Standing committee of the United States House of Representatives

The Committee on Rules (or more commonly the Rules Committee) is a committee of the United States House of Representatives. It is responsible for the rules under which bills will be presented to the House of Representatives, unlike other committees, which often deal with a specific area of policy. The committee is often considered one of the most powerful committees as it influences the introduction and process of legislation through the House. Thus it has garnered the nickname the "traffic cop of Congress". A "special rule" resolution (also referred to simply as a "rule") is a simple resolution of the House of Representatives, usually reported by the Committee on Rules, to permit the immediate consideration of a legislative measure, notwithstanding the usual order of business, and to prescribe conditions for its debate and amendment.

==Jurisdiction==
The 'regular' process to pass a bill in the house is complicated and prone to delays and obstruction by the minority. Because of this, in practice, bills (other than those that are uncontroversial) are almost always debated under a so-called 'special rule' reported by the Rules Committee. This rule usually restricts the lengths of debate and number and type of amendments allowed (if any).
=== Special rules ===
When a bill is reported out of another committee with legislative jurisdiction, it is placed on the appropriate House Calendar for debate. Common practice, though, is for bills reported from committees to be considered in the Rules Committee, which then passes a so-called "special rule" (a resolution allowing for consideration of a bill, establishing how long and under what rules the full body will debate the proposition). A "special rule" resolution (also known simply as a "rule") is privileged under the Standing Rules of the House, meaning it is immediately subject to a debate and a vote by the full House upon being reported by the Rules Committee. If a "special rule" resolution providing for consideration of a bill is passed, then such bill must be considered by the House at such a time and under such limitations as the resolution has set. In practice, a bill can get to a floor vote only if a "special rule" resolution providing for its consideration is passed (unless the Speaker grants a vote on suspension of the rules, which requires two-thirds of votes cast in order to pass).
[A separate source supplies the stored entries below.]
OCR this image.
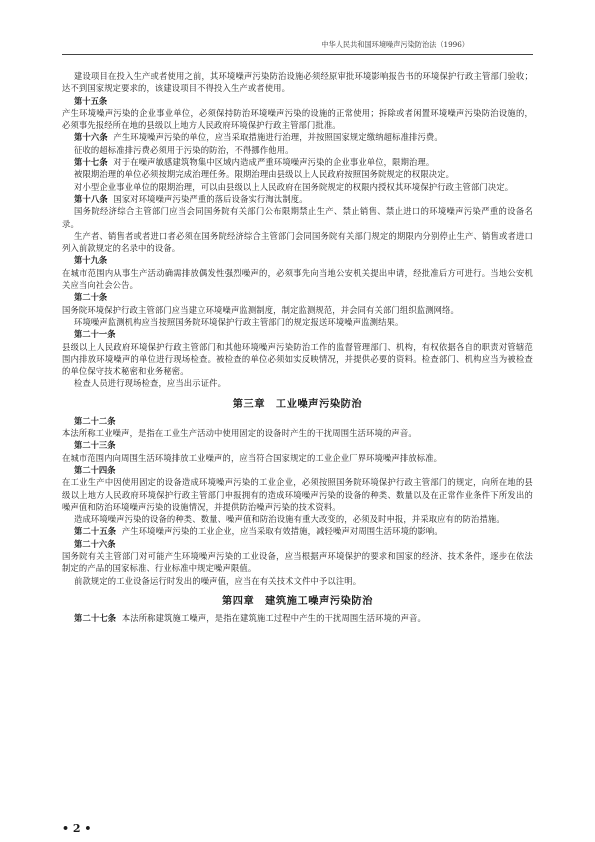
中华人民共和国环境噪声污染防治法（1996）

建设项目在投入生产或者使用之前，其环境噪声污染防治设施必须经原审批环境影响报告书的环境保护行政主管部门验收；达不到国家规定要求的，该建设项目不得投入生产或者使用。

第十五条

产生环境噪声污染的企业事业单位，必须保持防治环境噪声污染的设施的正常使用；拆除或者闲置环境噪声污染防治设施的，必须事先报经所在地的县级以上地方人民政府环境保护行政主管部门批准。

第十六条 产生环境噪声污染的单位，应当采取措施进行治理，并按照国家规定缴纳超标准排污费。

征收的超标准排污费必须用于污染的防治，不得挪作他用。

第十七条 对于在噪声敏感建筑物集中区域内造成严重环境噪声污染的企业事业单位，限期治理。

被限期治理的单位必须按期完成治理任务。限期治理由县级以上人民政府按照国务院规定的权限决定。

对小型企业事业单位的限期治理，可以由县级以上人民政府在国务院规定的权限内授权其环境保护行政主管部门决定。

第十八条 国家对环境噪声污染严重的落后设备实行淘汰制度。

国务院经济综合主管部门应当会同国务院有关部门公布限期禁止生产、禁止销售、禁止进口的环境噪声污染严重的设备名录。

生产者、销售者或者进口者必须在国务院经济综合主管部门会同国务院有关部门规定的期限内分别停止生产、销售或者进口列入前款规定的名录中的设备。

第十九条

在城市范围内从事生产活动确需排放偶发性强烈噪声的，必须事先向当地公安机关提出申请，经批准后方可进行。当地公安机关应当向社会公告。

第二十条

国务院环境保护行政主管部门应当建立环境噪声监测制度，制定监测规范，并会同有关部门组织监测网络。

环境噪声监测机构应当按照国务院环境保护行政主管部门的规定报送环境噪声监测结果。

第二十一条

县级以上人民政府环境保护行政主管部门和其他环境噪声污染防治工作的监督管理部门、机构，有权依据各自的职责对管辖范围内排放环境噪声的单位进行现场检查。被检查的单位必须如实反映情况，并提供必要的资料。检查部门、机构应当为被检查的单位保守技术秘密和业务秘密。

检查人员进行现场检查，应当出示证件。

第三章　工业噪声污染防治

第二十二条

本法所称工业噪声，是指在工业生产活动中使用固定的设备时产生的干扰周围生活环境的声音。

第二十三条

在城市范围内向周围生活环境排放工业噪声的，应当符合国家规定的工业企业厂界环境噪声排放标准。

第二十四条

在工业生产中因使用固定的设备造成环境噪声污染的工业企业，必须按照国务院环境保护行政主管部门的规定，向所在地的县级以上地方人民政府环境保护行政主管部门申报拥有的造成环境噪声污染的设备的种类、数量以及在正常作业条件下所发出的噪声值和防治环境噪声污染的设施情况，并提供防治噪声污染的技术资料。

造成环境噪声污染的设备的种类、数量、噪声值和防治设施有重大改变的，必须及时申报，并采取应有的防治措施。

第二十五条 产生环境噪声污染的工业企业，应当采取有效措施，减轻噪声对周围生活环境的影响。

第二十六条

国务院有关主管部门对可能产生环境噪声污染的工业设备，应当根据声环境保护的要求和国家的经济、技术条件，逐步在依法制定的产品的国家标准、行业标准中规定噪声限值。

前款规定的工业设备运行时发出的噪声值，应当在有关技术文件中予以注明。

第四章　建筑施工噪声污染防治

第二十七条 本法所称建筑施工噪声，是指在建筑施工过程中产生的干扰周围生活环境的声音。

• 2 •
Consideration by the full body can occur in one of two forums: the Committee of the Whole, or on the floor of the full House of Representatives itself. Different traditions govern whether the Committee of the Whole or the House itself will debate a given resolution, and the Rules Committee generally sets the forum under which a proposition will be debated and the amendment/time limitations for every measure, too. For instance, there might be a limit on the number or types of amendments (proposed changes to the bill). Amendments might only be allowed to specific sections of the bill, or no amendments might be allowed at all. Besides control over amendments, the rule issued by the Rules Committee also determines the amount of speaking time assigned on each bill or resolution. If the leadership wants a bill pushed forward quietly, for instance, there might be no debate time scheduled; if they want attention, they might allow time for lengthy speeches in support of the bill.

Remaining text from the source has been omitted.